A Pytorch Deep Deterministic Policy Gradient (DDPG) actor/critic approach was trained to solve the environment.

In PyTorch, the neural network layers are defined in the init function and the forward pass is defined in the forward function, which is invoked automatically when the class is called.

Two networks were defined, namely an Actor and a Critic.

The Actor maps states to a deterministic action. There are two hidden layers (128 fully connected nodes). The output activation function is tanh as the output values vary between -1 and 1.

The Critic takes the Actor's action and uses it for training (used in action value function). There are two hidden layers (128 fully connected nodes). The output activation function is ReLU as the output values needs to be positive.

The observation space consists of 33 variables corresponding to position, rotation, velocity, and angular velocities of the arm. Each action is a vector with four numbers, corresponding to torque applicable to two joints. Every entry in the action vector must be a number between -1 and 1.

An agent is defined that interacts with the environment and updates both networks.

Noise was used to balance exploration vs. exploitation when selecting action values.  A discount factor of 0.9 was used and a learning rate of 1e-3 was used for both networks.

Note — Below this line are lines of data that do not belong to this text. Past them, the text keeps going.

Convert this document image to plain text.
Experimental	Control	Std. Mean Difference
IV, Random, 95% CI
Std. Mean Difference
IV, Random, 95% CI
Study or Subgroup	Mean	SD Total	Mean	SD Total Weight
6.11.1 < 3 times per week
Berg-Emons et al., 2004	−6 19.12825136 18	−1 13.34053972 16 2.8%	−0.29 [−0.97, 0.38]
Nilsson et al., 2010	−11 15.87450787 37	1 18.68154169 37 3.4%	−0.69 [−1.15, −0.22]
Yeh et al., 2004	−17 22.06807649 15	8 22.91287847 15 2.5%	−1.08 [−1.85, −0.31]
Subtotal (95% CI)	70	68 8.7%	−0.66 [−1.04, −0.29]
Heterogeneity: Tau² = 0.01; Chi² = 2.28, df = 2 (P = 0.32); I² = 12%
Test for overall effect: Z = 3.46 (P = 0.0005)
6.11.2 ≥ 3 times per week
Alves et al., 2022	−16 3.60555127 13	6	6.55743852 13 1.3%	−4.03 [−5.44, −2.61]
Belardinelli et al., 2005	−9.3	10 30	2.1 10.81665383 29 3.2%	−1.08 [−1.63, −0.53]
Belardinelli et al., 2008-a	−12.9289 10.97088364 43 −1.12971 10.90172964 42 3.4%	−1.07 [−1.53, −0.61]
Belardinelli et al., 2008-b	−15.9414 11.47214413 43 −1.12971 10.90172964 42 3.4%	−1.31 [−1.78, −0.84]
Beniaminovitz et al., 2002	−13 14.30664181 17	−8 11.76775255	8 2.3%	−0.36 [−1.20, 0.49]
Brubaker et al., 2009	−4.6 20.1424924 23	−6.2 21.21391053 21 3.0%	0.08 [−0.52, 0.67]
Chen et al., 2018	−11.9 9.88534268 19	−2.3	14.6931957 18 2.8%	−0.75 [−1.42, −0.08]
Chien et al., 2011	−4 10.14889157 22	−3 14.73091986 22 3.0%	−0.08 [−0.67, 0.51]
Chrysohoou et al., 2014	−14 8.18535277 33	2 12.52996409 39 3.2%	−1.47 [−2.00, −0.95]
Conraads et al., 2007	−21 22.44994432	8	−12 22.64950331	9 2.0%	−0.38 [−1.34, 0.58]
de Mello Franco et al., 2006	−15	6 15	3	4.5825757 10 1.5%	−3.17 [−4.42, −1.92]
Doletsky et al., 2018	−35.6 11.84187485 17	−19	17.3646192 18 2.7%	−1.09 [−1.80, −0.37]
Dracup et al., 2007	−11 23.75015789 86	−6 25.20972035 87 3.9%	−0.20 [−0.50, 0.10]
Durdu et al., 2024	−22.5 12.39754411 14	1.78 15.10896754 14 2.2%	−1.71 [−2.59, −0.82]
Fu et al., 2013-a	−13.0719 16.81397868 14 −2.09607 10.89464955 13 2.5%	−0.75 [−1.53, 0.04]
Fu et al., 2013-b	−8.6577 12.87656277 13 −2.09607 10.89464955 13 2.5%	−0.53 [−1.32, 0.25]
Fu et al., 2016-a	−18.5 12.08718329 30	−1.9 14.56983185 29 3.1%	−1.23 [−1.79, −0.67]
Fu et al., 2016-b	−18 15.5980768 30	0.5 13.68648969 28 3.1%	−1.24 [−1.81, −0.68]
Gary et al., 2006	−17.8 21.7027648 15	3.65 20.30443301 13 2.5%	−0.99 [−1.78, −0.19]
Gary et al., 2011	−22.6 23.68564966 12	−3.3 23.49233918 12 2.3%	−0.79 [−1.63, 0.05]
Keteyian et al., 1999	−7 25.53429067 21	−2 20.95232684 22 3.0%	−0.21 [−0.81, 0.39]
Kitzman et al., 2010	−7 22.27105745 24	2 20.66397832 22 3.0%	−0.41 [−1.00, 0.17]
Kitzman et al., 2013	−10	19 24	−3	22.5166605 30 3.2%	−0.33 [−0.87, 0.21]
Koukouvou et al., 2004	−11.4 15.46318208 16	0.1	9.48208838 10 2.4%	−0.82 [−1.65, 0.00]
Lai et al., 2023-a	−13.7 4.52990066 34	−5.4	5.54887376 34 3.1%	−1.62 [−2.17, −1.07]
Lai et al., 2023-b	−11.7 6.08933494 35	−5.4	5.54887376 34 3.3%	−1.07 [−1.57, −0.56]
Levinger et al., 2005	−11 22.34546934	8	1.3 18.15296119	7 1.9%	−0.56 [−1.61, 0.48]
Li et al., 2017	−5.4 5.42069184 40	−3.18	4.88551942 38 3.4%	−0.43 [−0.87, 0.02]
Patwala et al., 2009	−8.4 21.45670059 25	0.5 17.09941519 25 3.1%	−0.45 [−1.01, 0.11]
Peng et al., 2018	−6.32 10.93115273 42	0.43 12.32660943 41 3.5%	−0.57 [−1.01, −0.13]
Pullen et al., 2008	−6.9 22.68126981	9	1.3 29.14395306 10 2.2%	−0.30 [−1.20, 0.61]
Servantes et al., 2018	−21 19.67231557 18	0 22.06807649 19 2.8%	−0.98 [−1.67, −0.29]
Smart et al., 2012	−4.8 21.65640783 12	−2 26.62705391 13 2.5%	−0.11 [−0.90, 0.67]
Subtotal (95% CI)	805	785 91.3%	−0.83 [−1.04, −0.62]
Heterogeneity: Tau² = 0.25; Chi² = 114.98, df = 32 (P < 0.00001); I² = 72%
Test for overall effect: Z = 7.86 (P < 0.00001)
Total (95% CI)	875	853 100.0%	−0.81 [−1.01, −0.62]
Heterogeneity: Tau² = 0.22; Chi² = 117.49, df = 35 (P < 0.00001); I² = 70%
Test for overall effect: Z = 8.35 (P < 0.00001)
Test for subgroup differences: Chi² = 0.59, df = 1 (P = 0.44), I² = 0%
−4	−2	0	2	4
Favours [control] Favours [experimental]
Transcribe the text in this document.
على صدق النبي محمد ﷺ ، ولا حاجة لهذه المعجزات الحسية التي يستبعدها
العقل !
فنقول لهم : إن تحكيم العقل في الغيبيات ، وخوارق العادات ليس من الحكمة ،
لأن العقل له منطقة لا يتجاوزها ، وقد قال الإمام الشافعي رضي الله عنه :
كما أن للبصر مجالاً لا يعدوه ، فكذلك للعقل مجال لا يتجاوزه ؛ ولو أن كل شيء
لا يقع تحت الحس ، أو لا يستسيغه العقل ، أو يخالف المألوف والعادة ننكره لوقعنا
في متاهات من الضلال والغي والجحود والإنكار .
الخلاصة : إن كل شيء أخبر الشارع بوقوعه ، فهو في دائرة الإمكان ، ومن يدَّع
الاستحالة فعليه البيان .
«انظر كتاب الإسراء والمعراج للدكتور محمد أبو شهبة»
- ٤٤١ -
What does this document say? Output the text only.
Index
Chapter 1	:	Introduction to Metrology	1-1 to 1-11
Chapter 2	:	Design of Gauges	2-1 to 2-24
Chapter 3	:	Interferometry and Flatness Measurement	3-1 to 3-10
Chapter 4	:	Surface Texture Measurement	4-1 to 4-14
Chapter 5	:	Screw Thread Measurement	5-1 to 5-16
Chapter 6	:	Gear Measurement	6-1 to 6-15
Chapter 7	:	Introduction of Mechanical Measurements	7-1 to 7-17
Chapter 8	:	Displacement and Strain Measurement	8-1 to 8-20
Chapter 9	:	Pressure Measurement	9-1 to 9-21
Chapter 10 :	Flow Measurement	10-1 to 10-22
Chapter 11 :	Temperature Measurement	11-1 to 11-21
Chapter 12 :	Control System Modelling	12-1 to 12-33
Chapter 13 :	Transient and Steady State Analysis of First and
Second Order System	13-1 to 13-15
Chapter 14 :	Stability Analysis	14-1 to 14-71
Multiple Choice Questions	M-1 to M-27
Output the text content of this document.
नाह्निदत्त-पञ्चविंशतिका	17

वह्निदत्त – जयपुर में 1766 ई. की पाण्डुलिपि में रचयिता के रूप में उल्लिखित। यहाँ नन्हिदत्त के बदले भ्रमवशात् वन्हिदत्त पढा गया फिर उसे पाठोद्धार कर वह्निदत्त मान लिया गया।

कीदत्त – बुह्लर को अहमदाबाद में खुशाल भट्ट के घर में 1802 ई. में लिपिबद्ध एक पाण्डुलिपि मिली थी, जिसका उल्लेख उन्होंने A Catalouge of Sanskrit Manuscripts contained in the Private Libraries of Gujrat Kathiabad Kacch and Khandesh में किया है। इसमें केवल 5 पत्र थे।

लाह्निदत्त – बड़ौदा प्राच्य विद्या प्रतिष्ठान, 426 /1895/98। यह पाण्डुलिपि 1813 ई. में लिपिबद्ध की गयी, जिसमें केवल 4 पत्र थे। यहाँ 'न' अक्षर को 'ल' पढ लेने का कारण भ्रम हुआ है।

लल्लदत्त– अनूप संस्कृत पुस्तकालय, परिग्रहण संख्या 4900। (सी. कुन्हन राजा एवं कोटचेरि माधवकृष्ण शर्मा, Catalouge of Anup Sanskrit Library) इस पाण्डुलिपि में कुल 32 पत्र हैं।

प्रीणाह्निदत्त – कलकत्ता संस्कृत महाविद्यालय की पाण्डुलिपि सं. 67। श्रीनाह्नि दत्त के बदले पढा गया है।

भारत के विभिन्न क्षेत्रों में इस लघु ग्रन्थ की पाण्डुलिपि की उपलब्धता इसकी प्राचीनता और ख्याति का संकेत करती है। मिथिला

Every time step, the network will sample actions from replay memory as long as the size of the memory has reached 256 samples. These samples will be used to update the network. A soft update startegy is used (using hyperparameter TAU) to slowly blend the regular network weights (training network) with the target network weights (the one we are using for prediction to stabilize training).

# Plot of Rewards

![Scores Plot](./Scores_Per_Episode.png)

The environment is considered solved when the average reward for an episode reaches 30 over 100 episodes. My environment was solved in 182 episodes with an Average Score value of 30.20. This was very difficult to achieve. Hours were spent tweaking network structures and hyperparameters. There were a number of different combinations of hyperparameters that led to very promising training just to have it break down after hitting a peak as shown below. 

![Training Breakdown](./Training_Breakdown.png)

In these runs, the results per episode were varying wildly and the networks were generally unstable. Tweaking gamma values, making noisy updates less noisy (reducing sigma), and using less nodes in my neural net made this solution finally converge.

# Ideas For Future Work

Future work can consider the use of different Policy Based Methods for continuous control tasks such as REINFORCE, TNPG, RWR, REPS, TRPO, CEM and CMA-ES.  Hyperparameter sweeps could also be used to improve the stability and speed of the training the standard DDPG.